SHANGHAI, Jun. 27 (SMM) – The People’s Bank of China (PBOC) has injected money to some qualified financial institutions to help ease the liquidity squeeze with the fears arising from the cash crunch further hurting China’s financial markets.
This caused China’s stocks and futures markets to rebound following sharp declines. However, the PBOC with remain tight control over market liquidity in the long run.
In the US, the durable goods orders beat forecast rising 3.6% in May due to stronger demand for planes and machinery, while May’s new home sales increased to an annual rate of 476,000 to their highest since July 2008, indicating the recovery in housing market. June’s consumer confidence index climbed to 81.4, compared with the 74.3 finalized for May.
The positive economic data helped shore up market confidence in a US recovery, driving up both the US dollar and base metals.
LME Price Reviews
Base Metals Rose on PBOC Money Injection
The PBOC’s move to inject money to ease liquidity and above-expected US dollar resulted in rebounds in LME base metals prices Tuesday, with the LME three-month copper contract price closing USD 6,767/mt, up 0.92% before falling to the lowest level since July 2010 of USD 6,602/mt.

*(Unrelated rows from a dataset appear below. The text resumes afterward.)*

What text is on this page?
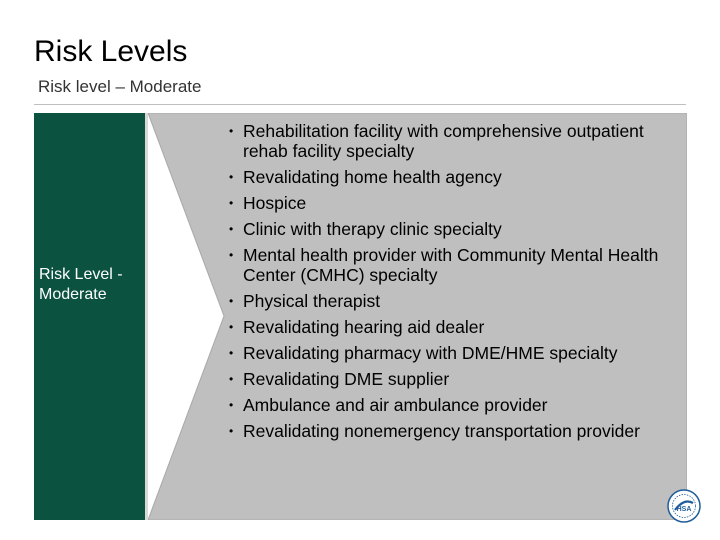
Risk Levels

Risk level – Moderate

Risk Level - Moderate
• Rehabilitation facility with comprehensive outpatient rehab facility specialty
• Revalidating home health agency
• Hospice
• Clinic with therapy clinic specialty
• Mental health provider with Community Mental Health Center (CMHC) specialty
• Physical therapist
• Revalidating hearing aid dealer
• Revalidating pharmacy with DME/HME specialty
• Revalidating DME supplier
• Ambulance and air ambulance provider
• Revalidating nonemergency transportation provider
HSA
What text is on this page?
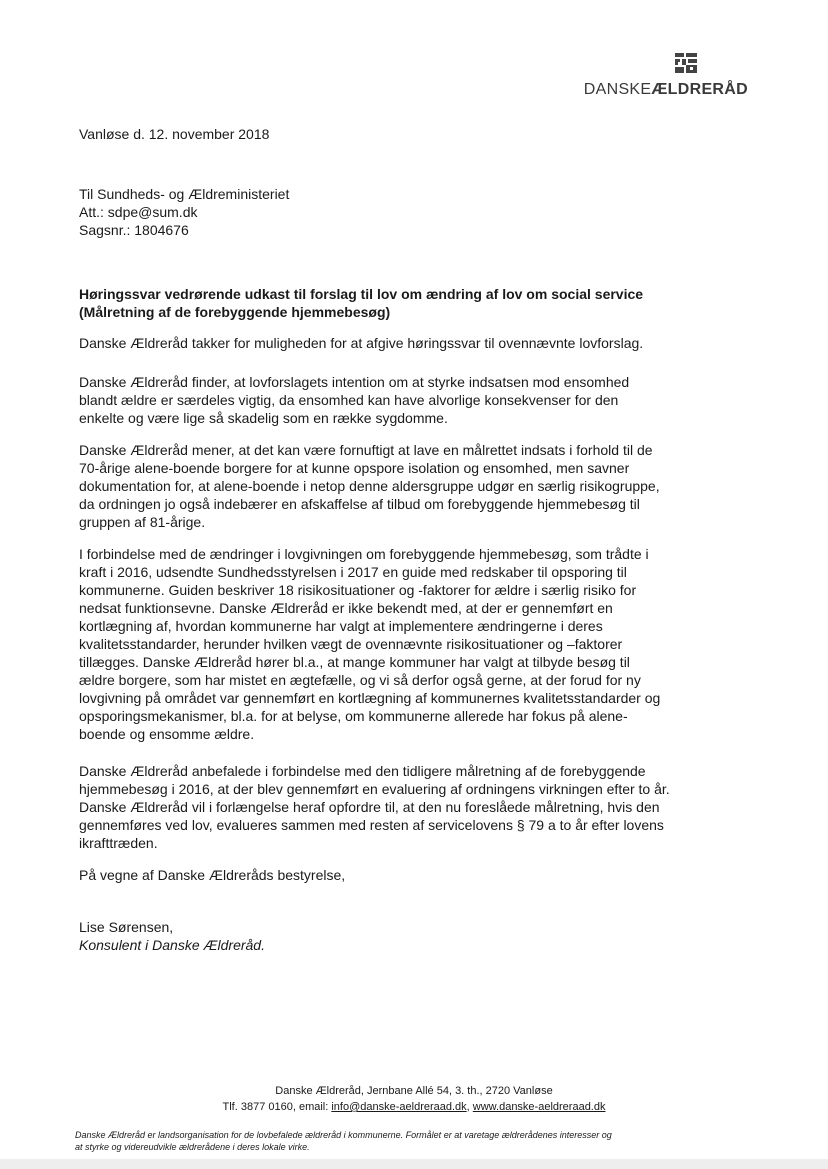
DANSKEÆLDRERÅD

Vanløse d. 12. november 2018

Til Sundheds- og Ældreministeriet

Att.: sdpe@sum.dk

Sagsnr.: 1804676

Høringssvar vedrørende udkast til forslag til lov om ændring af lov om social service

(Målretning af de forebyggende hjemmebesøg)

Danske Ældreråd takker for muligheden for at afgive høringssvar til ovennævnte lovforslag.

Danske Ældreråd finder, at lovforslagets intention om at styrke indsatsen mod ensomhed

blandt ældre er særdeles vigtig, da ensomhed kan have alvorlige konsekvenser for den

enkelte og være lige så skadelig som en række sygdomme.

Danske Ældreråd mener, at det kan være fornuftigt at lave en målrettet indsats i forhold til de

70-årige alene-boende borgere for at kunne opspore isolation og ensomhed, men savner

dokumentation for, at alene-boende i netop denne aldersgruppe udgør en særlig risikogruppe,

da ordningen jo også indebærer en afskaffelse af tilbud om forebyggende hjemmebesøg til

gruppen af 81-årige.

I forbindelse med de ændringer i lovgivningen om forebyggende hjemmebesøg, som trådte i

kraft i 2016, udsendte Sundhedsstyrelsen i 2017 en guide med redskaber til opsporing til

kommunerne. Guiden beskriver 18 risikosituationer og -faktorer for ældre i særlig risiko for

nedsat funktionsevne. Danske Ældreråd er ikke bekendt med, at der er gennemført en

kortlægning af, hvordan kommunerne har valgt at implementere ændringerne i deres

kvalitetsstandarder, herunder hvilken vægt de ovennævnte risikosituationer og –faktorer

tillægges. Danske Ældreråd hører bl.a., at mange kommuner har valgt at tilbyde besøg til

ældre borgere, som har mistet en ægtefælle, og vi så derfor også gerne, at der forud for ny

lovgivning på området var gennemført en kortlægning af kommunernes kvalitetsstandarder og

opsporingsmekanismer, bl.a. for at belyse, om kommunerne allerede har fokus på alene-

boende og ensomme ældre.

Danske Ældreråd anbefalede i forbindelse med den tidligere målretning af de forebyggende

hjemmebesøg i 2016, at der blev gennemført en evaluering af ordningens virkningen efter to år.

Danske Ældreråd vil i forlængelse heraf opfordre til, at den nu foreslåede målretning, hvis den

gennemføres ved lov, evalueres sammen med resten af servicelovens § 79 a to år efter lovens

ikrafttræden.

På vegne af Danske Ældreråds bestyrelse,

Lise Sørensen,

Konsulent i Danske Ældreråd.

Danske Ældreråd, Jernbane Allé 54, 3. th., 2720 Vanløse
Tlf. 3877 0160, email: info@danske-aeldreraad.dk, www.danske-aeldreraad.dk
Danske Ældreråd er landsorganisation for de lovbefalede ældreråd i kommunerne. Formålet er at varetage ældrerådenes interesser og
at styrke og videreudvikle ældrerådene i deres lokale virke.
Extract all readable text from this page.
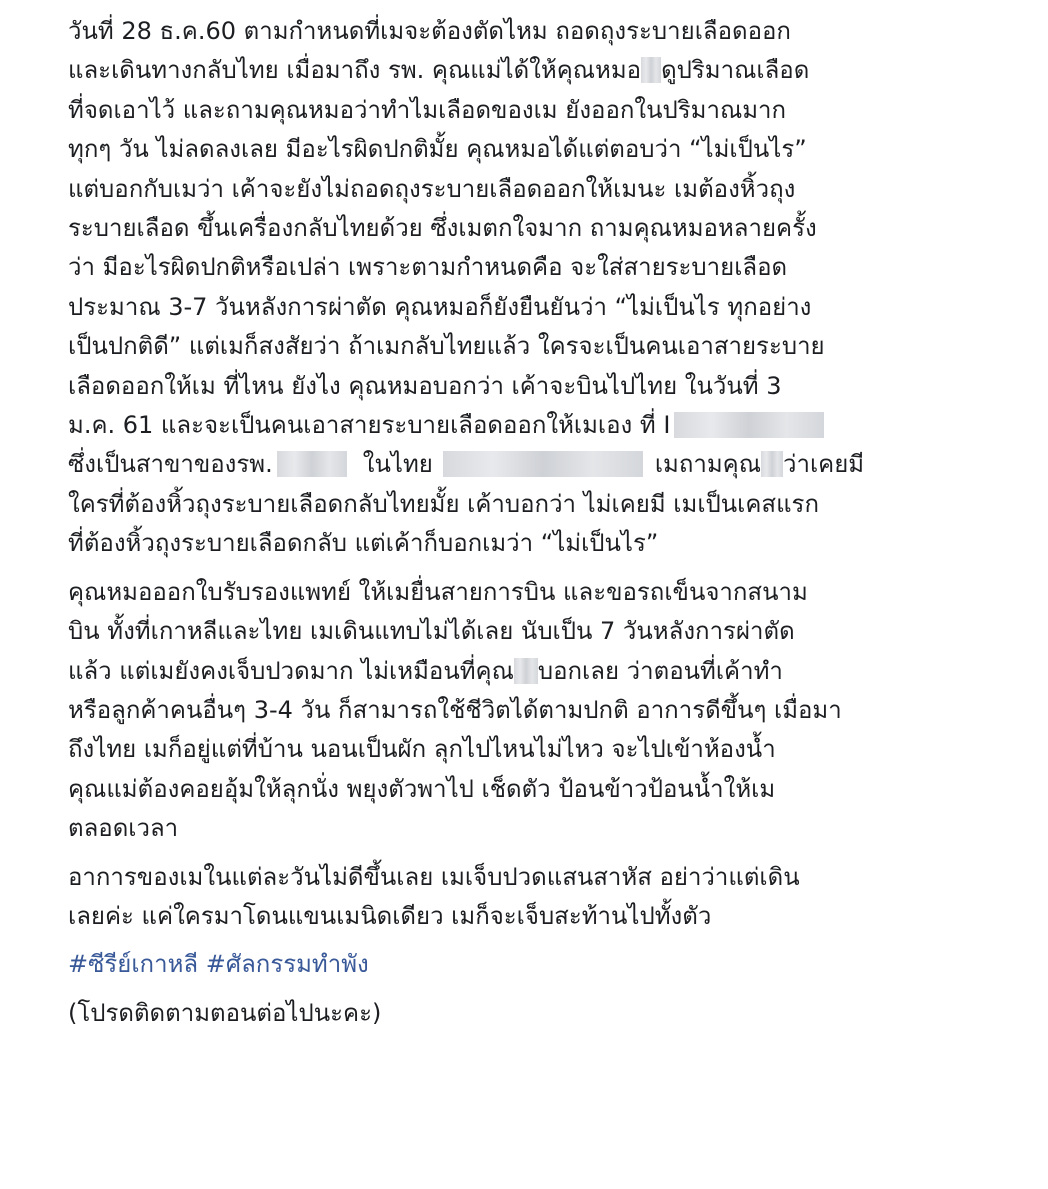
วันที่ 28 ธ.ค.60 ตามกำหนดที่เมจะต้องตัดไหม ถอดถุงระบายเลือดออก
และเดินทางกลับไทย เมื่อมาถึง รพ. คุณแม่ได้ให้คุณหมอ ดูปริมาณเลือด
ที่จดเอาไว้ และถามคุณหมอว่าทำไมเลือดของเม ยังออกในปริมาณมาก
ทุกๆ วัน ไม่ลดลงเลย มีอะไรผิดปกติมั้ย คุณหมอได้แต่ตอบว่า “ไม่เป็นไร”
แต่บอกกับเมว่า เค้าจะยังไม่ถอดถุงระบายเลือดออกให้เมนะ เมต้องหิ้วถุง
ระบายเลือด ขึ้นเครื่องกลับไทยด้วย ซึ่งเมตกใจมาก ถามคุณหมอหลายครั้ง
ว่า มีอะไรผิดปกติหรือเปล่า เพราะตามกำหนดคือ จะใส่สายระบายเลือด
ประมาณ 3-7 วันหลังการผ่าตัด คุณหมอก็ยังยืนยันว่า “ไม่เป็นไร ทุกอย่าง
เป็นปกติดี” แต่เมก็สงสัยว่า ถ้าเมกลับไทยแล้ว ใครจะเป็นคนเอาสายระบาย
เลือดออกให้เม ที่ไหน ยังไง คุณหมอบอกว่า เค้าจะบินไปไทย ในวันที่ 3
ม.ค. 61 และจะเป็นคนเอาสายระบายเลือดออกให้เมเอง ที่ I
ซึ่งเป็นสาขาของรพ.	ในไทย	เมถามคุณ ว่าเคยมี
ใครที่ต้องหิ้วถุงระบายเลือดกลับไทยมั้ย เค้าบอกว่า ไม่เคยมี เมเป็นเคสแรก
ที่ต้องหิ้วถุงระบายเลือดกลับ แต่เค้าก็บอกเมว่า “ไม่เป็นไร”

คุณหมอออกใบรับรองแพทย์ ให้เมยื่นสายการบิน และขอรถเข็นจากสนาม
บิน ทั้งที่เกาหลีและไทย เมเดินแทบไม่ได้เลย นับเป็น 7 วันหลังการผ่าตัด
แล้ว แต่เมยังคงเจ็บปวดมาก ไม่เหมือนที่คุณ บอกเลย ว่าตอนที่เค้าทำ
หรือลูกค้าคนอื่นๆ 3-4 วัน ก็สามารถใช้ชีวิตได้ตามปกติ อาการดีขึ้นๆ เมื่อมา
ถึงไทย เมก็อยู่แต่ที่บ้าน นอนเป็นผัก ลุกไปไหนไม่ไหว จะไปเข้าห้องน้ำ
คุณแม่ต้องคอยอุ้มให้ลุกนั่ง พยุงตัวพาไป เช็ดตัว ป้อนข้าวป้อนน้ำให้เม
ตลอดเวลา

อาการของเมในแต่ละวันไม่ดีขึ้นเลย เมเจ็บปวดแสนสาหัส อย่าว่าแต่เดิน
เลยค่ะ แค่ใครมาโดนแขนเมนิดเดียว เมก็จะเจ็บสะท้านไปทั้งตัว

#ซีรีย์เกาหลี #ศัลกรรมทำพัง

(โปรดติดตามตอนต่อไปนะคะ)
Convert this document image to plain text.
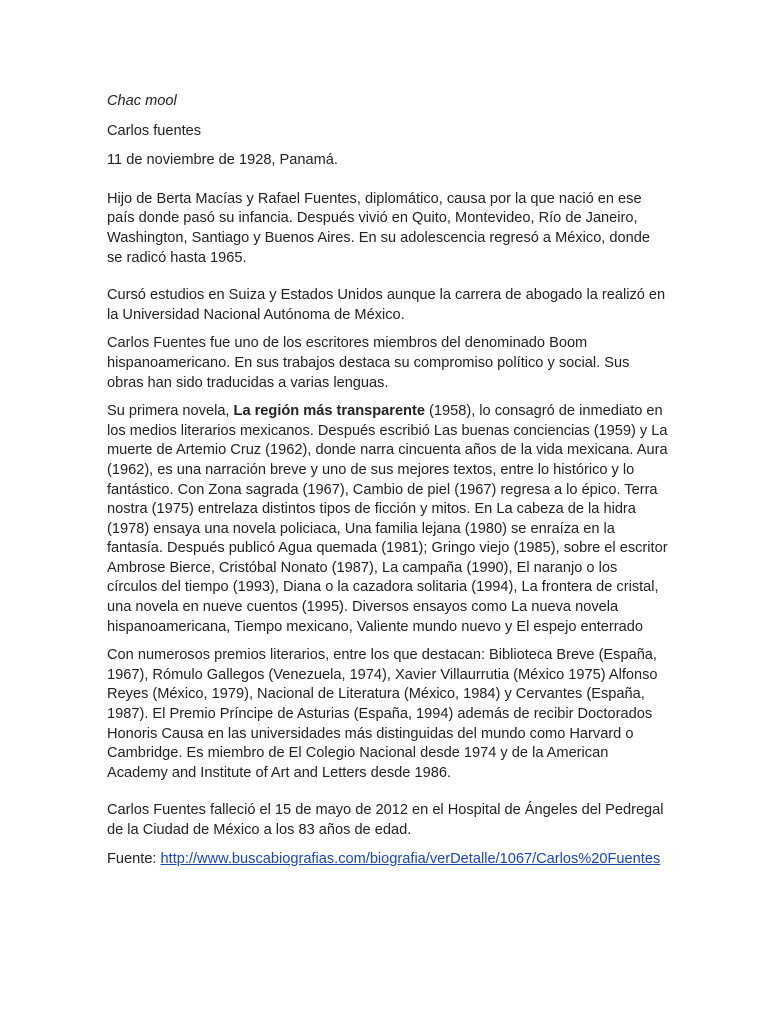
Chac mool

Carlos fuentes

11 de noviembre de 1928, Panamá.

Hijo de Berta Macías y Rafael Fuentes, diplomático, causa por la que nació en ese país donde pasó su infancia. Después vivió en Quito, Montevideo, Río de Janeiro, Washington, Santiago y Buenos Aires. En su adolescencia regresó a México, donde se radicó hasta 1965.

Cursó estudios en Suiza y Estados Unidos aunque la carrera de abogado la realizó en la Universidad Nacional Autónoma de México.

Carlos Fuentes fue uno de los escritores miembros del denominado Boom hispanoamericano. En sus trabajos destaca su compromiso político y social. Sus obras han sido traducidas a varias lenguas.

Su primera novela, La región más transparente (1958), lo consagró de inmediato en los medios literarios mexicanos. Después escribió Las buenas conciencias (1959) y La muerte de Artemio Cruz (1962), donde narra cincuenta años de la vida mexicana. Aura (1962), es una narración breve y uno de sus mejores textos, entre lo histórico y lo fantástico. Con Zona sagrada (1967), Cambio de piel (1967) regresa a lo épico. Terra nostra (1975) entrelaza distintos tipos de ficción y mitos. En La cabeza de la hidra (1978) ensaya una novela policiaca, Una familia lejana (1980) se enraíza en la fantasía. Después publicó Agua quemada (1981); Gringo viejo (1985), sobre el escritor Ambrose Bierce, Cristóbal Nonato (1987), La campaña (1990), El naranjo o los círculos del tiempo (1993), Diana o la cazadora solitaria (1994), La frontera de cristal, una novela en nueve cuentos (1995). Diversos ensayos como La nueva novela hispanoamericana, Tiempo mexicano, Valiente mundo nuevo y El espejo enterrado

Con numerosos premios literarios, entre los que destacan: Biblioteca Breve (España, 1967), Rómulo Gallegos (Venezuela, 1974), Xavier Villaurrutia (México 1975) Alfonso Reyes (México, 1979), Nacional de Literatura (México, 1984) y Cervantes (España, 1987). El Premio Príncipe de Asturias (España, 1994) además de recibir Doctorados Honoris Causa en las universidades más distinguidas del mundo como Harvard o Cambridge. Es miembro de El Colegio Nacional desde 1974 y de la American Academy and Institute of Art and Letters desde 1986.

Carlos Fuentes falleció el 15 de mayo de 2012 en el Hospital de Ángeles del Pedregal de la Ciudad de México a los 83 años de edad.

Fuente: http://www.buscabiografias.com/biografia/verDetalle/1067/Carlos%20Fuentes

LME aluminum price rose 0.45% to USD 1,778/mt, and LME zinc price closed at USD 1,846/mt, up 1.3%. LME lead price hit a low of USD 1,986/mt and finally closed at USD 2,050/mt, up 2.24%. LME nickel price ended at USD 13,900/mt up 1.76% before dipping to a low last seen in June 2009 of USD 13,525/mt.
China NPI Industry Faces Further Consolidation
Yang Zhiqiang, president of Jinchuan Group, said at the LME Week Asia in Hong Kong that China’s NPI industry may see further consolidation due to the Indonesia’s ban on nickel ore exports and falling nickel prices.
He noted that NPI producers will be largely affected by Indonesia’s ban on nickel ore exports, with some expected to suspend NPI production and carry out other businesses.